Reputation: 399
I have a function that returns a 'vector'. However, sometimes during runtime the function can encounter an error in which it should not return the vector but instead return a value that can be checked by caller. Should I handle this by throwing an exception and catching it in the caller or should I change the return type of the function to 'std::pair' that stores a return value (0 or 1) and the vector. I don't want to exit the program with 'std::runtime 'error if the conditions occurs.

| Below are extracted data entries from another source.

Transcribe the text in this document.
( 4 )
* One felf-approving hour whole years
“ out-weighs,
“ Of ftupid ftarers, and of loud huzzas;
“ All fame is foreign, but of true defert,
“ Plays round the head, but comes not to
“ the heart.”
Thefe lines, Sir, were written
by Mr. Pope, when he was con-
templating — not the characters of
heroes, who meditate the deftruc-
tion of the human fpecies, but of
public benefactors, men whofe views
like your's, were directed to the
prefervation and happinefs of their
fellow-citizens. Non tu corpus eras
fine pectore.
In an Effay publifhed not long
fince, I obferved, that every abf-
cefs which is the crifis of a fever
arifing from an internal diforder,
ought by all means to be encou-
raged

std::vector<int> function() {
std::vector ans;
//do stuff
if (something happens)
return -1;
return ans;
}
Upvotes: 1
Views: 1411
Reputation: 38209
My first choice would be a std::variant
(it is better then std::optional
since it can provide extra information in case of error and this is always beneficial in the future):
usign ErrorType = int;
using ReturnType = std::variant<std::vector<int>, ErrorType>
ReturnType function() {
std::vector ans;
//do stuff
if (something happens)
return -1;
return ans;
}
If your error is quite rare and exception could be cough in deeper caller level then exception is also a good/better way:
class MyException : public std::exception {
public:
MyException(int errorCode) : exception("MyException"), errorCode(errorCode)
{}
int code() const { return errorCode; }
private:
int errorCode;
};
std::vector<int> function() {
std::vector ans;
//do stuff
if (something happens)
throw MyException{ -1 };
return ans;
}
Please remember that in C++ exceptions are design in such way that they are zero cost when nothing is thrown. Trade of is that when something exception is thrown unwinding a stack is extremely slow (on some cpp-con someone said that it is x40 slower, I didn't measure it). This is the reason use of std::optional
or std::variant
instead of exception can be so beneficial.

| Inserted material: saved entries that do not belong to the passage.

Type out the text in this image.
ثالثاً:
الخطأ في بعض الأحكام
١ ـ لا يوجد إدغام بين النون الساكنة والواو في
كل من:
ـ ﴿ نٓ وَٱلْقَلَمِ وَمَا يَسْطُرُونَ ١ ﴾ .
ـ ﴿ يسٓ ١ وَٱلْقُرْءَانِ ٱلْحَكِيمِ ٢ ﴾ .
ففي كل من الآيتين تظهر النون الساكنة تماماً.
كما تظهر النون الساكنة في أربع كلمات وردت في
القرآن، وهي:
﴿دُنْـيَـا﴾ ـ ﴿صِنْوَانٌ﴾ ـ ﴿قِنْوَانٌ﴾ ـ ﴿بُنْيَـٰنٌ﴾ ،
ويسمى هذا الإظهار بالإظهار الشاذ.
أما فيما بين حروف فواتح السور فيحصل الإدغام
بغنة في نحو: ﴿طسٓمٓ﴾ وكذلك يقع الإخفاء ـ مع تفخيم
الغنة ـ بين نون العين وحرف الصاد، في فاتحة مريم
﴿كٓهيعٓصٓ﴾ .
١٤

AFAIK standard comity is working on new kind of exceptions mechanism which will behave like std::variant
(similar how this is made in Swift).
Upvotes: 3
Reputation: 385405
This sounds like a good time for an exception. Make a throwable type that can have a constructor argument, some sort of code that explains the problem. The catcher can check that code.
People will suggest std::variant
and such instead, but that gets messy quite quickly and causes your function's signature to balloon. It also complicates the code at the callsite. There's no need for it here. Exceptions were literally designed for this use case.